The escape of Lionel Dering from Duxley Gaol created an extraordinary sensation throughout the country. Government at once offered a reward of two hundred pounds, which, a week later, was increased to four hundred. The telegraph was set to work in every direction, and at every sea-port in England and on the Continent sharp eyes were made sharper still by the possibility of winning so magnificent a prize. But day passed after day till a fortnight had come and gone, and still there was not the slightest clue to the whereabouts of the missing man; nor the smallest scrap of comfort for the disconsolate soul of Mr. Drayton, the superintendent of the Duxley police.

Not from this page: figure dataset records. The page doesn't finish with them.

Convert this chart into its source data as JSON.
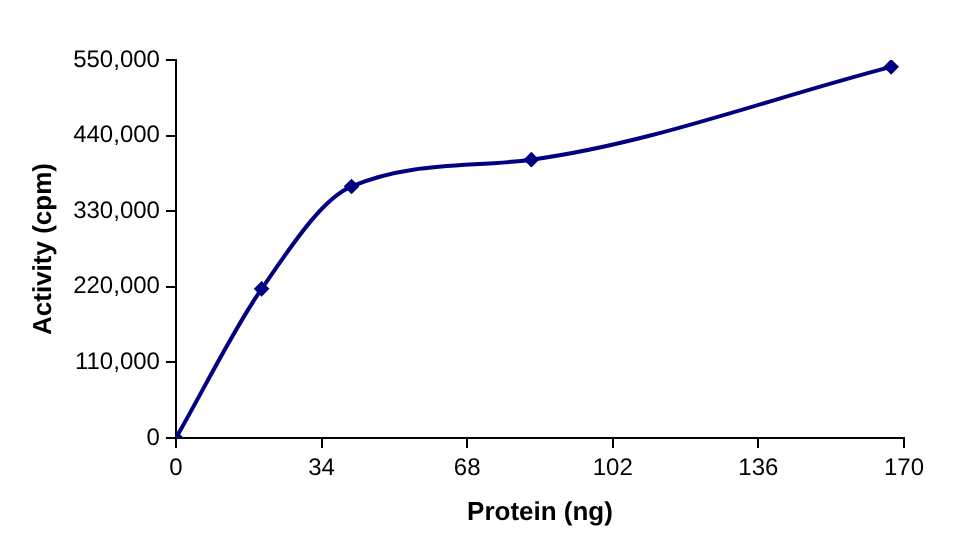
{
  "chart_data": {
    "type": "line",
    "xlabel": "Protein (ng)",
    "ylabel": "Activity (cpm)",
    "x": [
      0,
      20,
      41,
      83,
      167
    ],
    "series": [
      {
        "color": "#000080",
        "values": [
          0,
          217000,
          366000,
          405000,
          540000
        ]
      }
    ],
    "xlim": [
      0,
      170
    ],
    "xticks": [
      0,
      34,
      68,
      102,
      136,
      170
    ],
    "ylim": [
      0,
      550000
    ],
    "yticks": [
      {
        "value": 0,
        "label": "0"
      },
      {
        "value": 110000,
        "label": "110,000"
      },
      {
        "value": 220000,
        "label": "220,000"
      },
      {
        "value": 330000,
        "label": "330,000"
      },
      {
        "value": 440000,
        "label": "440,000"
      },
      {
        "value": 550000,
        "label": "550,000"
      }
    ],
    "grid": false,
    "legend": false,
    "marker": "diamond",
    "line_style": "solid"
  }
}
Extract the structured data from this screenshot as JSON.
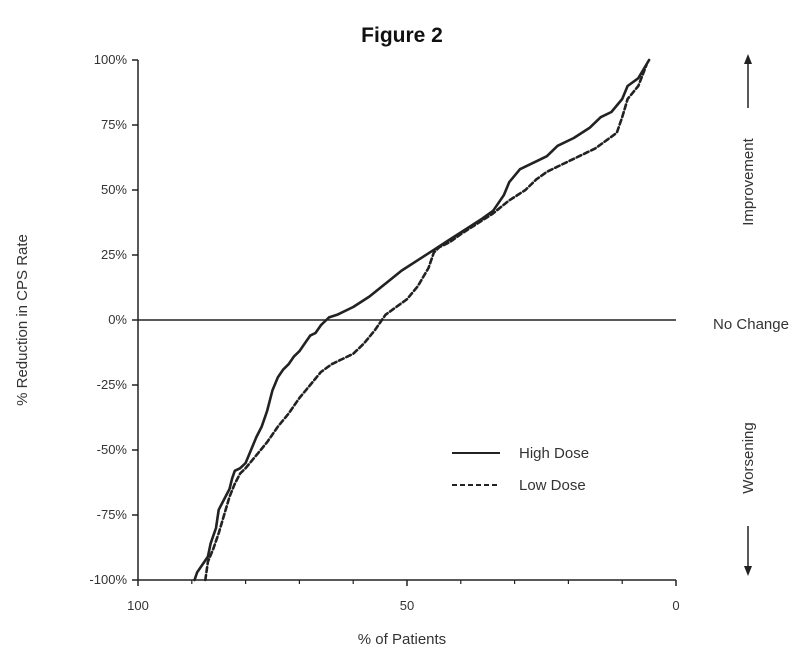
{
  "chart_data": {
    "type": "line",
    "title": "Figure 2",
    "xlabel": "% of Patients",
    "ylabel": "% Reduction in CPS Rate",
    "xlim": [
      100,
      0
    ],
    "ylim": [
      -100,
      100
    ],
    "x_ticks": [
      {
        "value": 100,
        "label": "100"
      },
      {
        "value": 50,
        "label": "50"
      },
      {
        "value": 0,
        "label": "0"
      }
    ],
    "y_ticks": [
      {
        "value": 100,
        "label": "100%"
      },
      {
        "value": 75,
        "label": "75%"
      },
      {
        "value": 50,
        "label": "50%"
      },
      {
        "value": 25,
        "label": "25%"
      },
      {
        "value": 0,
        "label": "0%"
      },
      {
        "value": -25,
        "label": "-25%"
      },
      {
        "value": -50,
        "label": "-50%"
      },
      {
        "value": -75,
        "label": "-75%"
      },
      {
        "value": -100,
        "label": "-100%"
      }
    ],
    "reference_line": {
      "y": 0
    },
    "legend_position": "lower-right",
    "series": [
      {
        "name": "High Dose",
        "style": "solid",
        "color": "#222222",
        "x": [
          89.5,
          89,
          88,
          87,
          86.5,
          85.5,
          85,
          84,
          83,
          82.5,
          82,
          81,
          80,
          79,
          78,
          77,
          76.5,
          76,
          75,
          74,
          73,
          72,
          71,
          70,
          69,
          68,
          67,
          66,
          65,
          64.5,
          63,
          60,
          57,
          54,
          51,
          48,
          45,
          42,
          39,
          36,
          34,
          32,
          31,
          29,
          26,
          24,
          22,
          19,
          16,
          14,
          12,
          10,
          9,
          7,
          5
        ],
        "y": [
          -100,
          -97,
          -94,
          -91,
          -86,
          -80,
          -73,
          -69,
          -65,
          -61,
          -58,
          -57,
          -55,
          -50,
          -45,
          -41,
          -38,
          -35,
          -27,
          -22,
          -19,
          -17,
          -14,
          -12,
          -9,
          -6,
          -5,
          -2,
          0,
          1,
          2,
          5,
          9,
          14,
          19,
          23,
          27,
          31,
          35,
          39,
          42,
          48,
          53,
          58,
          61,
          63,
          67,
          70,
          74,
          78,
          80,
          85,
          90,
          93,
          100
        ]
      },
      {
        "name": "Low Dose",
        "style": "dashed",
        "color": "#222222",
        "x": [
          87.5,
          87,
          86,
          85,
          84,
          83,
          82,
          81,
          80,
          78,
          76,
          74,
          72,
          70,
          68,
          66,
          64,
          62,
          60,
          58,
          56,
          55,
          54,
          52,
          50,
          48,
          46,
          45,
          44.5,
          44,
          42,
          40,
          37,
          34,
          31,
          28,
          26,
          24,
          21,
          18,
          15,
          13,
          11,
          10,
          9,
          7,
          5.5
        ],
        "y": [
          -100,
          -93,
          -88,
          -82,
          -75,
          -68,
          -63,
          -59,
          -57,
          -52,
          -47,
          -41,
          -36,
          -30,
          -25,
          -20,
          -17,
          -15,
          -13,
          -9,
          -4,
          -1,
          2,
          5,
          8,
          13,
          20,
          26,
          27,
          28,
          30,
          33,
          37,
          41,
          46,
          50,
          54,
          57,
          60,
          63,
          66,
          69,
          72,
          78,
          85,
          90,
          98
        ]
      }
    ]
  },
  "annotations": {
    "improvement": "Improvement",
    "no_change": "No Change",
    "worsening": "Worsening"
  }
}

However positive Jabez Creede, his landlady, and the various prison warders might be that Mr. Hoskyns, and no one but he, was the man who had assisted Lionel Dering to escape, it was easily proved that they were one and all in the wrong. On the evening of the escape Mr. Hoskyns had dined with Mr. Tressil and three or four other members of the bar, and had not parted from them till after midnight. This fact the gentlemen in question all came forward and swore to, and Mr. Hoskyns was at once exculpated from any share in the extraordinary escape of his client. With Jabez Creede it fared somewhat more hardly. Every one at first was inclined to regard him in the light of an accomplice, and it was not till after he had spent upwards of a week in prison, and had been examined and remanded about a dozen times, that he was able to prove how really innocent he was of any complicity in the heinous crime of which he was accused.

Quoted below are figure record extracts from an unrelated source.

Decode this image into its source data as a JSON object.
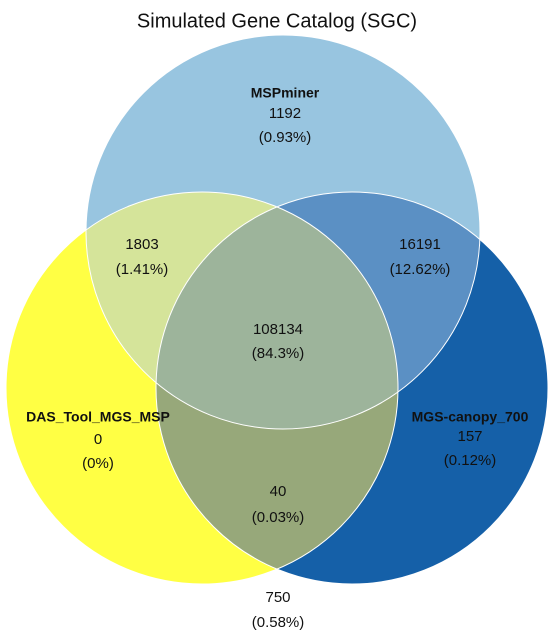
{
  "title": "Simulated Gene Catalog (SGC)",
  "sets": [
    {
      "label": "MSPminer",
      "count": 1192,
      "percent": "(0.93%)"
    },
    {
      "label": "DAS_Tool_MGS_MSP",
      "count": 0,
      "percent": "(0%)"
    },
    {
      "label": "MGS-canopy_700",
      "count": 157,
      "percent": "(0.12%)"
    }
  ],
  "overlaps": [
    {
      "count": 1803,
      "percent": "(1.41%)"
    },
    {
      "count": 16191,
      "percent": "(12.62%)"
    },
    {
      "count": 40,
      "percent": "(0.03%)"
    },
    {
      "count": 108134,
      "percent": "(84.3%)"
    }
  ],
  "outside": {
    "count": 750,
    "percent": "(0.58%)"
  }
}
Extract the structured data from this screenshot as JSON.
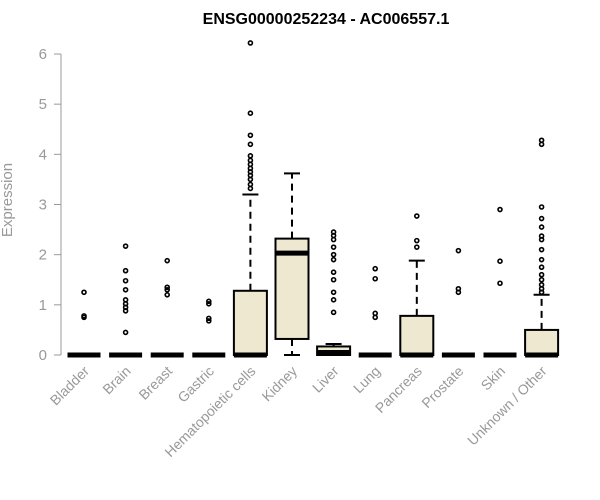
{
  "chart_data": {
    "type": "box",
    "title": "ENSG00000252234 - AC006557.1",
    "xlabel": "",
    "ylabel": "Expression",
    "ylim": [
      0,
      6.2
    ],
    "yticks": [
      0,
      1,
      2,
      3,
      4,
      5,
      6
    ],
    "box_fill": "#efe8d0",
    "categories": [
      "Bladder",
      "Brain",
      "Breast",
      "Gastric",
      "Hematopoietic cells",
      "Kidney",
      "Liver",
      "Lung",
      "Pancreas",
      "Prostate",
      "Skin",
      "Unknown / Other"
    ],
    "boxes": [
      {
        "q1": 0,
        "median": 0,
        "q3": 0,
        "whisker_low": 0,
        "whisker_high": 0,
        "outliers": [
          0.75,
          0.78,
          1.25
        ]
      },
      {
        "q1": 0,
        "median": 0,
        "q3": 0,
        "whisker_low": 0,
        "whisker_high": 0,
        "outliers": [
          0.45,
          0.88,
          0.95,
          1.02,
          1.1,
          1.3,
          1.48,
          1.68,
          2.17
        ]
      },
      {
        "q1": 0,
        "median": 0,
        "q3": 0,
        "whisker_low": 0,
        "whisker_high": 0,
        "outliers": [
          1.2,
          1.3,
          1.35,
          1.88
        ]
      },
      {
        "q1": 0,
        "median": 0,
        "q3": 0,
        "whisker_low": 0,
        "whisker_high": 0,
        "outliers": [
          0.68,
          0.73,
          1.02,
          1.07
        ]
      },
      {
        "q1": 0,
        "median": 0,
        "q3": 1.28,
        "whisker_low": 0,
        "whisker_high": 3.2,
        "outliers": [
          3.32,
          3.4,
          3.5,
          3.58,
          3.65,
          3.72,
          3.8,
          3.88,
          3.97,
          4.2,
          4.38,
          4.82,
          6.22
        ]
      },
      {
        "q1": 0.32,
        "median": 2.03,
        "q3": 2.32,
        "whisker_low": 0,
        "whisker_high": 3.62,
        "outliers": []
      },
      {
        "q1": 0,
        "median": 0.05,
        "q3": 0.17,
        "whisker_low": 0,
        "whisker_high": 0.22,
        "outliers": [
          0.85,
          1.1,
          1.25,
          1.5,
          1.65,
          1.9,
          2.0,
          2.15,
          2.3,
          2.38,
          2.45
        ]
      },
      {
        "q1": 0,
        "median": 0,
        "q3": 0,
        "whisker_low": 0,
        "whisker_high": 0,
        "outliers": [
          0.75,
          0.83,
          1.52,
          1.72
        ]
      },
      {
        "q1": 0,
        "median": 0,
        "q3": 0.78,
        "whisker_low": 0,
        "whisker_high": 1.88,
        "outliers": [
          2.15,
          2.28,
          2.77
        ]
      },
      {
        "q1": 0,
        "median": 0,
        "q3": 0,
        "whisker_low": 0,
        "whisker_high": 0,
        "outliers": [
          1.25,
          1.32,
          2.08
        ]
      },
      {
        "q1": 0,
        "median": 0,
        "q3": 0,
        "whisker_low": 0,
        "whisker_high": 0,
        "outliers": [
          1.43,
          1.87,
          2.9
        ]
      },
      {
        "q1": 0,
        "median": 0,
        "q3": 0.5,
        "whisker_low": 0,
        "whisker_high": 1.2,
        "outliers": [
          1.25,
          1.32,
          1.4,
          1.5,
          1.6,
          1.75,
          1.9,
          2.1,
          2.3,
          2.37,
          2.55,
          2.72,
          2.95,
          4.2,
          4.28
        ]
      }
    ]
  }
}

But who, then, was the consummate actor who had so cleverly outwitted, not only drink-soddened Jabez Creede, but the keen-eyed warders of the prison, who, for weeks past, had been in the habit of seeing the real Hoskyns almost daily, and who, one would have thought, were about the last men in the world to be so easily deceived? Government supplemented its second reward for the capture of the escaped prisoner by offering a hundred and fifty pounds for the capture of the man who had helped him to escape. But Government, to all appearance, might as well have never offered to unloosen its purse-strings.
From the moment Lionel Dering and the arch-impostor who aided and abetted him in his nefarious scheme set foot outside the walls of Duxley Gaol, they seemed to have vanished into thinnest air Like creatures of a dream, they had melted utterly away; and not all the ten thousand practised eyes that were on the look-out for them here, there, and everywhere, could succeed in finding the faintest clue to their hiding-place.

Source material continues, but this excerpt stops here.